Sometimes we are tempted to wish we did not have temptations. We think that if we could only get rid of our temptations we would be better people and lead more virtuous Christian lives. We tend to complain about our temptations instead of figuring out what to do with them.
Temptations are a part of everyone’s life. The Gospels show us that even Jesus was tempted. Unlike us, he did not complain about having temptations. Instead, he acknowledged he had them and then he did the opposite. In the Gospel of Luke, he was tempted to enjoy the instant satisfaction of eating when he was really hungry and he did the opposite. He stayed hungry so that he would know his need for his heavenly Father. In the temptation to amass great power he did the opposite and said all he needed was his Father. Tempted to call for a dramatic rescue by the angels he did the opposite and told Satan to not even go there because he knew without a doubt that he was cared for (Luke 4:1-13).
In the Act of Contrition we say we will avoid the near occasion of sin.

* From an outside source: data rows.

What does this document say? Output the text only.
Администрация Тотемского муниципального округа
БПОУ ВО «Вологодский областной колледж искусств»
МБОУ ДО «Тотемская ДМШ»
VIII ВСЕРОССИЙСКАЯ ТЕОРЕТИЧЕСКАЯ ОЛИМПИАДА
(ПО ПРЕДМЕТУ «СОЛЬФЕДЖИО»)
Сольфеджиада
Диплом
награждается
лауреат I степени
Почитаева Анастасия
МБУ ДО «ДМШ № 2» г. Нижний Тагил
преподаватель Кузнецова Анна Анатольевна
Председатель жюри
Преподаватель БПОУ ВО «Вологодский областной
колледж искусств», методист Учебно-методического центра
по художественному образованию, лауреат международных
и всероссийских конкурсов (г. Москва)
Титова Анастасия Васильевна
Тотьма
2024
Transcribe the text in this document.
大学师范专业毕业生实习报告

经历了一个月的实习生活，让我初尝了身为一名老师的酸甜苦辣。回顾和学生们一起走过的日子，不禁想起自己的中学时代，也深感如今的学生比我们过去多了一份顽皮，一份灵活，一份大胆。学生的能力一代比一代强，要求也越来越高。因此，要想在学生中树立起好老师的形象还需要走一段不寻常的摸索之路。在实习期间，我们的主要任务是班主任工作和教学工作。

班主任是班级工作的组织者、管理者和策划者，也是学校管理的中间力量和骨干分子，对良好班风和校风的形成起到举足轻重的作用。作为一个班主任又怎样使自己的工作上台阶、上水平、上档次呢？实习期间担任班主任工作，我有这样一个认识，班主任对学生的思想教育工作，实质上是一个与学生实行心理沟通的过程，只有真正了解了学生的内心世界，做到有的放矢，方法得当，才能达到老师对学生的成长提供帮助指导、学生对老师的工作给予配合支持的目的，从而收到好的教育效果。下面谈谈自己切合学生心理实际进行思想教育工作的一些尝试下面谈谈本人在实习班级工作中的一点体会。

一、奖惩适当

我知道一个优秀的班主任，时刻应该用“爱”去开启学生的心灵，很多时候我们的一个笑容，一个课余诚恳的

Rather than seeing temptations as near occasions of sin, Jesus teaches us to see temptations as near occasions of grace. We do this by doing what he did. We name the temptation and then do the opposite. For example, when tempted to speak ill of someone, do the opposite and say something nice. Facing the temptation of being unfaithful to someone, do the opposite and shower the person with love. When stealing something from work looks so harmless, do the opposite and work some extra time without expecting compensation. An imminent lie can turn into speaking the truth. Teenagers who are tempted to come home late can do the opposite and arrive home early. With society’s temptation to lay all the blame for social problems on immigrants, we can do the opposite and learn something from them about family values and sacrifice.
The current war in Ukraine reminds us that acts of aggression usually escalate and can cause terrible suffering in the lives of innocent people. When tempted to attack someone with our words our actions, we can do the opposite and practice restraint in the interest of preventing inflicting harm on others.
As Jesus did, every day we can turn temptations from being near occasions of sin into being near occasions of grace by doing the opposite.